Thursday, March 5, 2009

He Stopped And Smiled: The Passing of John Cephas

John Cephas 1930-2009

I am very saddened to report the passing of country blues guitarist, John Cephas. John died of natural causes yesterday, March 4th, at his home in Woodford, VA at the age of 78. Here is an excerpt from the website he shared with his partner, harmonica player, Phil Wiggins:

“Bowling Green” John Cephas was born in Washington, D.C. in 1930 into a deeply religious family. He takes his nickname from Bowling Green, Virginia, where he was raised. His first taste of music was gospel, but blues soon became his calling. His grandfather taught him the folklore of eastern Virginia, where his ancestors had toiled as slaves, and Cephas learned about blues from a guitar-playing aunt. But it was his cousin, David Taleofero, who taught him much of what he plays—the alternating thumb-and-finger picking style that characterizes Piedmont blues.

After learning to play the alternating thumb and fingerpicking style that defines Piedmont blues, John began emulating the records he heard. By the age of nine, John was playing for weekend gatherings with family and friends. Music from the ragtime era and early Piedmont artists such as Blind Boy Fuller, Blind Blake, Rev. Gary Davis, Blind Lemon Jefferson and Tampa Red were all influences on Cephas.

As a young man, John joined the Capitol Harmonizers and toured on the gospel circuit. After a stint in the Army during the Korean War, he returned to the United States and went through a variety of jobs that included professional gospel singer, carpenter and Atlantic fisherman. By the 1960s, Cephas was starting to make a living from his music and, since forming a duo with Wiggins in 1977, John has performed all over the world, serving as an ambassador of this singular American art form.

Among his many endeavors, John serves on the Executive Committe of the National Council for the Traditional Arts, and has testified before congressional committees.
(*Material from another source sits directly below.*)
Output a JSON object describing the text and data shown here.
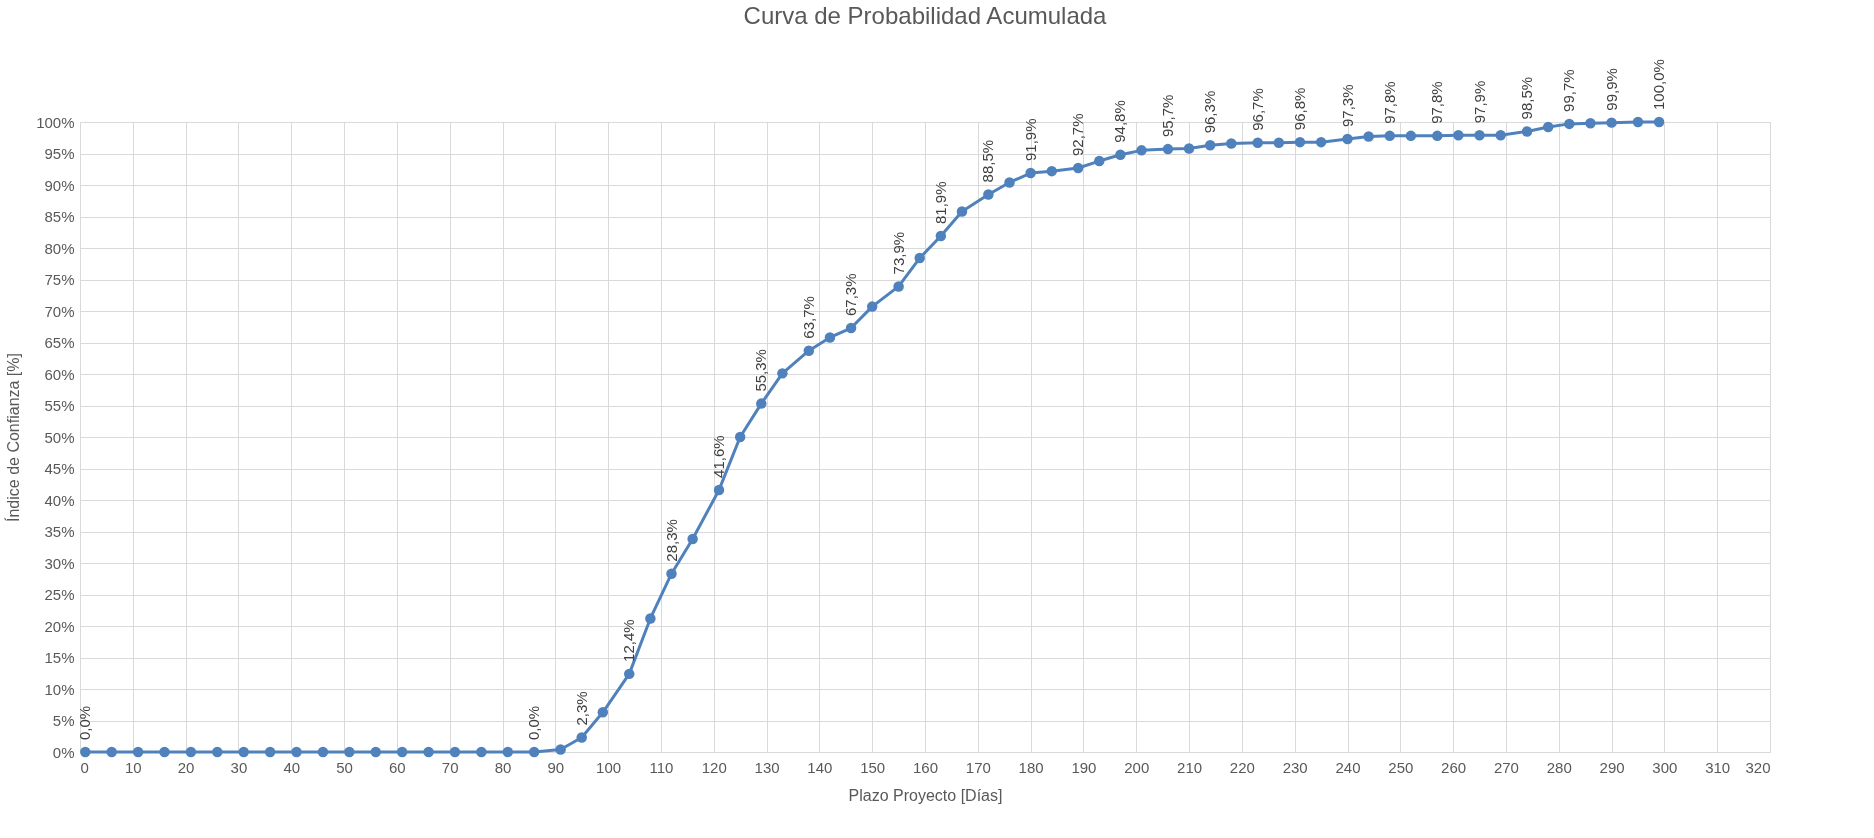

He is also a founder of the Washington, D.C. Blues Society. “More than anything else,” says John, “I would like to see a revival of country blues by more young people… more people going to concerts, learning to play the music. That’s why I stay in the field of traditional music. I don’t want it to die.”

Cephas received the coveted National Heritage Fellowship from the National Endowment for the Arts in 1989. These fellowships recognize those who preserve cultural legacies in music, dance and crafts.

I had the good fortune and pleasure to see and play with John Cephas on a few occasions. Last July Nathan James and I opened up for he and Phil Wiggins at a house concert in Gig Harbor, WA to support the Centrum Country Blues Workshop. One of the songs they played that afternoon (I can't remember it's name) is featured in the video below. It was both peaceful and melancholy, a beautiful tune that made the whole place silent and gave me chills.

Several years before, my partner and I were playing a corporate BBQ at the Taylor Guitar factory, at which John Cephas was an invited guest. He arrived as we were playing and started to walk right on by us to join the crowd and shake some hands. But just as he stepped a couple of feet past the bandstand he stopped, turned around and looked at as us both, a little surprised (I'd like to think) that two young guys here in San Diego county were playing piedmont-style country blues. Mr. Cephas nodded and smiled, pausing for a few seconds more to listen then continued on. That smile was one of the greatest compliments I could have ever received as a country-blues musician. The song we had been playing was by the great Blind Boy Fuller and later in the day John told us that it was one of his favorites.

At a time when our country is faced with economic and political uncertainty we need to remember what really makes us American--the history, passion, and SOUL of our traditional music. This is the thing that people turn to when they are confronted with adversity or heartbreak not governmental institutions. We overlook sometimes, the use of art and music as a tool to help keep us feeling human, flesh and bone, to help us avoid being made into hardened cogs to keep the "machine" running.

Country blues and gospel music are two of the major foundations of American music as we know it today and John Cephas had mastered both of those styles in his lifetime. He toured the world sharing our musical traditions and he worked tirelessly to make sure that our inheritance would be secure by passing those traditions on to countless others here at home.

John Cephas was a national treasure and he will be sorely missed, but I'm thankful his music will continue to live on.


Cephas and Wiggins:
Nathan James & Ben Hernandez:
Blues At Centrum:
Ben Hernandez:


  1. nicely stated...a wonderful eulogy for a fine musician, and to use your word, "treasured" man.

  2. Please accept my Condolences. But I didn't know you were a Blues man... You learn something new everyday.

  3. Ben, deepest sympathy for John's passing. Sounds like he leaves quite the legacy.

    I am very sorry for the circumstances, but it allowed me the opportunity to be exposed to your blog. I just read through the whole thing. I must be living here too long & have taken on an "improper sense of humor" as the line about NPR reporting on Obama's Gigantic Stimulus Package sent me into a giggling fit.

    I've had 5 bucks smoldering in my pocket for one good kazoo solo. You are missed.